The key to understanding local and national crime trends is to keep it in perspective, according to Shelley Grant, a criminologist and associate professor of Sociology at Jacksonville University.

“Even when we saw that upturn and Jacksonville was being called the murder capital of Florida, murders were still far less than they were in the late 80s and early 90s,” Grant said.

In 2006, banks foreclosed on 726 homes in Clay County. By 2009, that number had nearly tripled.

Despite a small uptick in violent crimes in Clay County last year, the violent crime rate in the county today sits well below what it was even pre-recession. The same is true for property crime.

With crimes at impressive lows, why, then, do people still feel crime is rampant?

According to Grant, one possible reason involves what’s called cultivation theory. The theory, developed by Hungarian-born communications professor George Gerbner, says the longer one consumes violent media and entertainment, the easier it is to believe that reality lines up with what is portrayed in a television show and on the news.

“Basically, the result of the theory is that … it causes people to think that we live in a mean world,” Grant said. “So, the more violent TV you watch…the more you believe we live in a mean world. That in and of itself is not good, but what happens if you believe you live in a mean world?”

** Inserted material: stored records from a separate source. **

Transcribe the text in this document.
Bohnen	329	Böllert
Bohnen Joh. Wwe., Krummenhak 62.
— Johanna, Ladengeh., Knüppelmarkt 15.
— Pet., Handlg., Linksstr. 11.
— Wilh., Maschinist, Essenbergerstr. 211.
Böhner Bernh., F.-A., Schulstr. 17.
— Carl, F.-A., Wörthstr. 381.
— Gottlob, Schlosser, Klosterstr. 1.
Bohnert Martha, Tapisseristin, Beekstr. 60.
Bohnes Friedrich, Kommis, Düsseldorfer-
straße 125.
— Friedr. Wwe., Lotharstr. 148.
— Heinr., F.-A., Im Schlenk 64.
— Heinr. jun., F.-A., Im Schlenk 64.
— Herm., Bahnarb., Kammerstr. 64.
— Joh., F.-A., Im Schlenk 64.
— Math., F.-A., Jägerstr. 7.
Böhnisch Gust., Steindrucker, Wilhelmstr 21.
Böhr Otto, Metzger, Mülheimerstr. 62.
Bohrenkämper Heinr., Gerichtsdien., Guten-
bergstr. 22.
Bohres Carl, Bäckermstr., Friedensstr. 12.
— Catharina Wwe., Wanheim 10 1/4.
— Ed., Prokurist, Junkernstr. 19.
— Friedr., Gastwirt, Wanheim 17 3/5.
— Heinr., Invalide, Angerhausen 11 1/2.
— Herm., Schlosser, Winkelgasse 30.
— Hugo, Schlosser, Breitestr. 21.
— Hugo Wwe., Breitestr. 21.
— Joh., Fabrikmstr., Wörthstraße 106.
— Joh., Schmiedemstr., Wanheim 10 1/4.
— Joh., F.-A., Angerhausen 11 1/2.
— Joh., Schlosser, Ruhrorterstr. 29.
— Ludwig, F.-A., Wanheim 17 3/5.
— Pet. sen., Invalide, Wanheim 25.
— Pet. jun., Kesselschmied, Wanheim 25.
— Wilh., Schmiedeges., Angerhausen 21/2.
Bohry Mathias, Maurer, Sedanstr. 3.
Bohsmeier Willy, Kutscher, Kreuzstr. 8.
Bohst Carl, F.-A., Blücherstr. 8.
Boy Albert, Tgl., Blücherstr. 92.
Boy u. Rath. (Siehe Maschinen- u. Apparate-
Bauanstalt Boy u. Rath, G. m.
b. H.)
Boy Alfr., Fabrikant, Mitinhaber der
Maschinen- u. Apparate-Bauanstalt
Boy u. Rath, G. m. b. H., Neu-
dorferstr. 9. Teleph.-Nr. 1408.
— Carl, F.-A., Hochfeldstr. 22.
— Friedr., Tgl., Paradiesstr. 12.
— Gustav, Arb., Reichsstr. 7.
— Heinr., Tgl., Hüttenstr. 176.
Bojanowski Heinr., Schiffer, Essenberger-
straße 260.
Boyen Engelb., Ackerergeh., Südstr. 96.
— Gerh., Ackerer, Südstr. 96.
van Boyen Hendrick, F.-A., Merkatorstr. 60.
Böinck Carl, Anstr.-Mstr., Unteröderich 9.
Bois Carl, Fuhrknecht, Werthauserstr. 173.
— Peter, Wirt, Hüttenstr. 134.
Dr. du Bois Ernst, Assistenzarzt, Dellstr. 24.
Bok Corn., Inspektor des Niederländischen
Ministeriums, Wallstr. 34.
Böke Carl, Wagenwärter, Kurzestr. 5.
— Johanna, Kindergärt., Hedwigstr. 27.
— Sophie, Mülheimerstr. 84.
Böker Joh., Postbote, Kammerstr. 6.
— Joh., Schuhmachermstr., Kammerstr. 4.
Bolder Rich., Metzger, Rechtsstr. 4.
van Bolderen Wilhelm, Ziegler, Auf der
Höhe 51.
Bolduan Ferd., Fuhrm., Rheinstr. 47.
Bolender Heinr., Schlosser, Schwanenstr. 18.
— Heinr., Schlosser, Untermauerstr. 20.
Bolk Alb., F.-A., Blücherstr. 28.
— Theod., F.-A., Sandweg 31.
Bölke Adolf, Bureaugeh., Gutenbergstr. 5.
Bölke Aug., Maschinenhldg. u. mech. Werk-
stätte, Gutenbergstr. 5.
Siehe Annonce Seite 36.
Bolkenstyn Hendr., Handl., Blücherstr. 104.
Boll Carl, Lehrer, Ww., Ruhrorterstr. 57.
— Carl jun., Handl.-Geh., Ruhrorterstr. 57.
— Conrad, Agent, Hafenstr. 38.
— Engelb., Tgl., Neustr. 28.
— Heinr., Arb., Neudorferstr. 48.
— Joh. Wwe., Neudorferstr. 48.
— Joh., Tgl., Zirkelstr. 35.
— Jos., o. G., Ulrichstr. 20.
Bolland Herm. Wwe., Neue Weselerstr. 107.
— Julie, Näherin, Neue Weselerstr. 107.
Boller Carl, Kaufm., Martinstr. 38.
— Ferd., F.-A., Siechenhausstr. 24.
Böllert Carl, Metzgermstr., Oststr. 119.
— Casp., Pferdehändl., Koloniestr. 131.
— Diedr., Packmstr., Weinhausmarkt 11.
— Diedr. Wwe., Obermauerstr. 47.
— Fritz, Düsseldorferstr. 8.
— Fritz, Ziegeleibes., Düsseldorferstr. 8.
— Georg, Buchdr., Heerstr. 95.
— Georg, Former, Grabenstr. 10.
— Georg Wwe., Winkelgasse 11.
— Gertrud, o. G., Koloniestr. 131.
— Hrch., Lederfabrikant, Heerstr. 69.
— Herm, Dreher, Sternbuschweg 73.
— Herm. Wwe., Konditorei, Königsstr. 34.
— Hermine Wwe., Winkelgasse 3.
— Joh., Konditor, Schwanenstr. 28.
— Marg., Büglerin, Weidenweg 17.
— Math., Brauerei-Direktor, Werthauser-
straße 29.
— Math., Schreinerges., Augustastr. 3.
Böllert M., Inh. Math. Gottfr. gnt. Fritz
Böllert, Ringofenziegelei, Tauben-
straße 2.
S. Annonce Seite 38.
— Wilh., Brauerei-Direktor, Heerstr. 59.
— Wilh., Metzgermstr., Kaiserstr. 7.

She said when people believe they live in a mean world, it influences social policy, such as whether drug abuse should be a social health problem or a criminal justice problem.

Today, she said the latter is the most predominant form of dealing with addiction.

On a micro-level, Gerbner’s theory might only remind a person to lock their door, but on the national stage, the theory has wide-ranging implications.

Grant said while rehabilitation has been proven to be more effective than incarceration at lower recidivism rates, there are few politicians willing to run on a platform any different than a ‘tough on crime’ approach for fear of losing an election.

The result reinforces the causes of the belief in a way, Grant said, resulting in a cycle that may also explain why many believe crime is rampant.

Academics have debated Gerbner’s theory since the 70s. Some studies have diminished his theory, while others still have vindicated it.

Policy has not yet caught up with crime trends.

Minimum mandatory sentences and other ‘squash and conquer’ prosecution methods showed progressive movement in the past Florida legislative session. Senate Bill 290, a bill that would have eliminated mandatory minimum sentences for non-violent crimes, garnered a fair amount of attention from both liberal and conservative legislators.

The bill ultimately died from lack of support, however.

In May, the Florida Legislature passed new mandatory minimum requirements for possession of more than four grams of fentanyl, a synthetic opioid linked to 1,000s of overdose deaths across the country.

The new law imposes a mandatory minimum sentence of three years for possession of four grams of fentanyl, 15 years for at least 14 grams and at least 25 years for possession of at least 28 grams.

Many criminal justice reform advocates oppose mandatory minimum sentences for drug crimes, citing they do little to curb the overall problems of drug trafficking in the country, inundate prisons with low-level offenders on the taxpayer dime and rob judges of their ability to tailor sentences appropriately.

Grant said policy has stagnated since the crack cocaine epidemic of the 80s. To end what she sees as a cycle, Grant said, there has to be education on crime realities.

“My students sort of have this epiphany when they come into my class they say, ‘oh, I thought things were so much worse,” Grant said. “I tell them, ‘go out and tell them, talk to people about how the crime rate is down and the fact that many rehabilitation strategies are effective. That actually the more punitive we are, the more likely we are to be recidivists.”